Der Großraum Buenos Aires (AMBA) und die Autonome Stadt Buenos Aires erleben weiterhin ein instabiles Klima aufgrund einer feuchten Front, die zeitweilige Regenfälle und eingeschränkte Sicht verursacht hat. Laut der Vorhersage wird für diesen Mittwoch die Fortsetzung von vereinzelten Nieselregen erwartet, begleitet von überwiegend bewölktem Himmel, mit Temperaturen zwischen 8°C und 14°C.
El Niño und sein Einfluss auf das Klima des AMBA
Die anhaltenden Regenfälle im Zentrum des Landes sind keine einfachen isolierten Ereignisse.

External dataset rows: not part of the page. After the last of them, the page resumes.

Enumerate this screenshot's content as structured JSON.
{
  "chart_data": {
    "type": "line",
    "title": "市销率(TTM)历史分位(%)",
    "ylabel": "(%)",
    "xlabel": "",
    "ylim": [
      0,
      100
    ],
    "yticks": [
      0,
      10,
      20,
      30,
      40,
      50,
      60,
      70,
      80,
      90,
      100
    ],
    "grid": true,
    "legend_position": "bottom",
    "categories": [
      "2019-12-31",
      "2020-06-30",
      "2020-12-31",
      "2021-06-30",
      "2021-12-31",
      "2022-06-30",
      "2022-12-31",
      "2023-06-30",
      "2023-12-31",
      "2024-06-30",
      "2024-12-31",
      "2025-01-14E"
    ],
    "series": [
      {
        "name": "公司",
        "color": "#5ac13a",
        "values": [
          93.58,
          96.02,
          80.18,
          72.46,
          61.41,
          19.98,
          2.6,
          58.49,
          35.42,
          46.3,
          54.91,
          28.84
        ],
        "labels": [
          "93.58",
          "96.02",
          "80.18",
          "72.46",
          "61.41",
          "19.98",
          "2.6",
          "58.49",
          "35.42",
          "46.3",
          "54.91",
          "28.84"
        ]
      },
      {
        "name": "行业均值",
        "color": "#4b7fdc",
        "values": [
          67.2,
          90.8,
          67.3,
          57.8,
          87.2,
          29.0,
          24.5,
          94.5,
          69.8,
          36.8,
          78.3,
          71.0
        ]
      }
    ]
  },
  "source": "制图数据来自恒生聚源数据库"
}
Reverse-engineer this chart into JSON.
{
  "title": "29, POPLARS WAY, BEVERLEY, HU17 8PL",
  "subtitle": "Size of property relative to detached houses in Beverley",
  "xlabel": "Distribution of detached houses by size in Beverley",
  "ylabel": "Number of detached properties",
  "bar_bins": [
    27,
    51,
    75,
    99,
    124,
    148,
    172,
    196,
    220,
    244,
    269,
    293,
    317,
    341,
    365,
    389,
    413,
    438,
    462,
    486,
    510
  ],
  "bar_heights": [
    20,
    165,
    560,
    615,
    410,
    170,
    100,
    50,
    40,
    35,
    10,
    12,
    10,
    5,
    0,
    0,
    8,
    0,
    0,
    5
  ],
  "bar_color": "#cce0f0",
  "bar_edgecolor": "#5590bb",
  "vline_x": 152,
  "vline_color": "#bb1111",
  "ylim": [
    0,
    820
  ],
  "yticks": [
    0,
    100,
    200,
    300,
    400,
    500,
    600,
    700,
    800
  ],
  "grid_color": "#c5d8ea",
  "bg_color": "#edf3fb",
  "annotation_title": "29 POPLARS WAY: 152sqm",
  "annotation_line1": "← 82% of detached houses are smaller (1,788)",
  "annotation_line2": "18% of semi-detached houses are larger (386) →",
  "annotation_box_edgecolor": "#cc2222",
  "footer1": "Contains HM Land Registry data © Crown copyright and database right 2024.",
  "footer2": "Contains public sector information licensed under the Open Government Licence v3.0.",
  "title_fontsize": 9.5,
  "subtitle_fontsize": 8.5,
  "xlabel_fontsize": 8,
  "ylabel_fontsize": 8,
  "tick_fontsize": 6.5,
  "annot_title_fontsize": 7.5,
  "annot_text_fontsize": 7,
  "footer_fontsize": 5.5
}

Wissenschaftler führen diese klimatische Instabilität auf das Phänomen El Niño zurück, das sowohl die Häufigkeit als auch die Schwere der schlechten Wetterbedingungen in der Region erhöht.
Am Nachmittag wird eine allmähliche Verbesserung der Wetterbedingungen erwartet, mit einer Abnahme der Bewölkung, die es ermöglicht, dass einige Sonnenstrahlen durchkommen, bevor die Temperaturen bei Einbruch der Dunkelheit wieder sinken.
Laut dem Nationalen Wetterdienst wird es zwar eine Pause bei den Niederschlägen geben, aber die Kälte und die Wolken werden den Rest der Woche über präsent bleiben. Diese Verbesserung wird schrittweise erfolgen, wobei die Sonne sporadisch erscheinen wird.
Carolina Vera, Forscherin beim CONICET und ehemalige Vizepräsidentin der Arbeitsgruppe I des Zwischenstaatlichen Ausschusses für Klimaänderungen (IPCC), betont, dass El Niño im Zentrum-Westen des Landes niedrigere Druckverhältnisse als üblich erzeugt und so das Auftreten dieser ungünstigen Wetterlagen erleichtert.
Der Jetstream auf niedriger Ebene, ein Windstrom, der Feuchtigkeit aus dem Amazonasbecken transportiert, interagiert mit der kalten Luft aus Patagonien und schafft lang anhaltende Wolkenblockaden.